Session 22 - Conférence de clôture : comment parvenir à un nouvel ordre économique et financier mondial ?
Deon ROSSOUW - Président - International Society of Business, Ethics and Economics (Afrique du Sud)
Luc VAN LIEDEKERKE - Président du Comité Executif - EBEN (European Business Ethics Network) (Belgique)
Geert DEMUIJNCK – Professeur d’Ethique - EDHEC Business School (France)
Conclusion :
Philippe VASSEUR, Président, Réseau Alliances - World Forum Lille
Conférence de clôture : l’entreprise responsable
CAO Dewang – Président Directeur Général de Fuyao Glass Industry Group (Chine)
« Entrepreneur mondial de l’année 2009 » (Ernst & Young )
“Nous devons promouvoir une nouvelle religion ainsi qu’une nouvelle culture d’entreprise: L’éthique d’entreprise pour un développement durable de l’économie”. (CAO Dewang, Fuyao Glass industry group’s CEO, china).

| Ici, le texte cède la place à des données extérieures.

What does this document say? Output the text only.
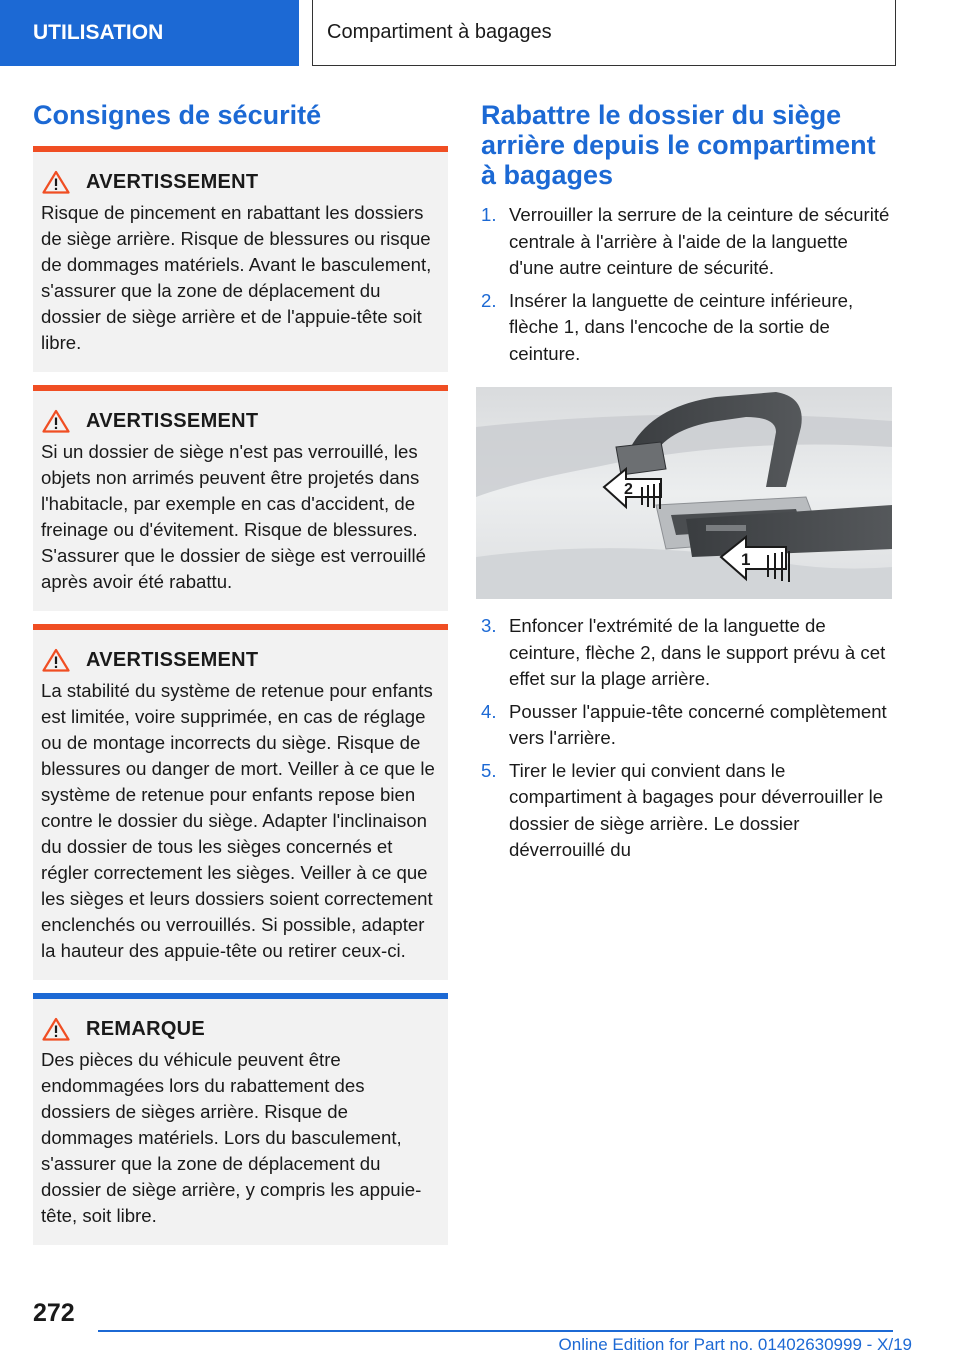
UTILISATION	Compartiment à bagages
Consignes de sécurité
AVERTISSEMENT
Risque de pincement en rabattant les dossiers de siège arrière. Risque de blessures ou risque de dommages matériels. Avant le basculement, s'assurer que la zone de déplacement du dossier de siège arrière et de l'appuie-tête soit libre.
AVERTISSEMENT
Si un dossier de siège n'est pas verrouillé, les objets non arrimés peuvent être projetés dans l'habitacle, par exemple en cas d'accident, de freinage ou d'évitement. Risque de blessures. S'assurer que le dossier de siège est verrouillé après avoir été rabattu.
AVERTISSEMENT
La stabilité du système de retenue pour enfants est limitée, voire supprimée, en cas de réglage ou de montage incorrects du siège. Risque de blessures ou danger de mort. Veiller à ce que le système de retenue pour enfants repose bien contre le dossier du siège. Adapter l'inclinaison du dossier de tous les sièges concernés et régler correctement les sièges. Veiller à ce que les sièges et leurs dossiers soient correctement enclenchés ou verrouillés. Si possible, adapter la hauteur des appuie-tête ou retirer ceux-ci.
REMARQUE
Des pièces du véhicule peuvent être endommagées lors du rabattement des dossiers de sièges arrière. Risque de dommages matériels. Lors du basculement, s'assurer que la zone de déplacement du dossier de siège arrière, y compris les appuie-tête, soit libre.
Rabattre le dossier du siège arrière depuis le compartiment à bagages
1. Verrouiller la serrure de la ceinture de sécurité centrale à l'arrière à l'aide de la languette d'une autre ceinture de sécurité.
2. Insérer la languette de ceinture inférieure, flèche 1, dans l'encoche de la sortie de ceinture.
2
1
3. Enfoncer l'extrémité de la languette de ceinture, flèche 2, dans le support prévu à cet effet sur la plage arrière.
4. Pousser l'appuie-tête concerné complètement vers l'arrière.
5. Tirer le levier qui convient dans le compartiment à bagages pour déverrouiller le dossier de siège arrière. Le dossier déverrouillé du
272
Online Edition for Part no. 01402630999 - X/19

La crise économique et financière a mis en lumière la nécessité d’un changement des pratiques actuelles dans le monde des affaires. Les acteurs en présence ont pris acte d’un impératif: l’économie ne peut plus reposer sur la simple maximisation d’un profit ; elle doit tendre à considérer l’impact que les pratiques commerciales et financières ont sur les individus composant la société. En effet, économie et finance jouent un rôle vital dans nos sociétés en ce sens que ces secteurs sont le cœur de la production de nos richesses comme de leur destruction. Le monde de l’entreprise ne peut guère davantage ignorer les conséquences néfastes que la pratique a pu générer. Aujourd’hui, le monde des affaires se doit de faire l’exégèse de son fonctionnement comme de sa culture afin de se questionner valablement sur la contribution qu’il entend apporter à la collectivité.
Le bouleversement économico-financier que nous connaissons actuellement a permis l’émergence de nouvelles tendances dans la pratique affairiste. L’éthique et la responsabilité sont au cœur des préoccupations d’une culture d’entreprise naissante qui tend à favoriser l’intégrité et la transparence. La recherche d’un profit maximum ne suffit plus ; l’entreprise se doit désormais d’être responsable. Le modèle économique actuel s’est asphyxié de ses contradictions et certaines pratiques, telles les pratiques spéculatives, la fraude ou l’évasion fiscale n’ont plus de place dans une économie mondialisé fragile en quête d’un second souffle. L’économie et le profit se doivent d’exacerber les conséquences positives que la pratique des affaires peut apporter. En effet, l’investissement responsable ou même la prise en charge des dommages par le système d’assurance favorise l’équité sociale comme de la pérennisation du progrès économique.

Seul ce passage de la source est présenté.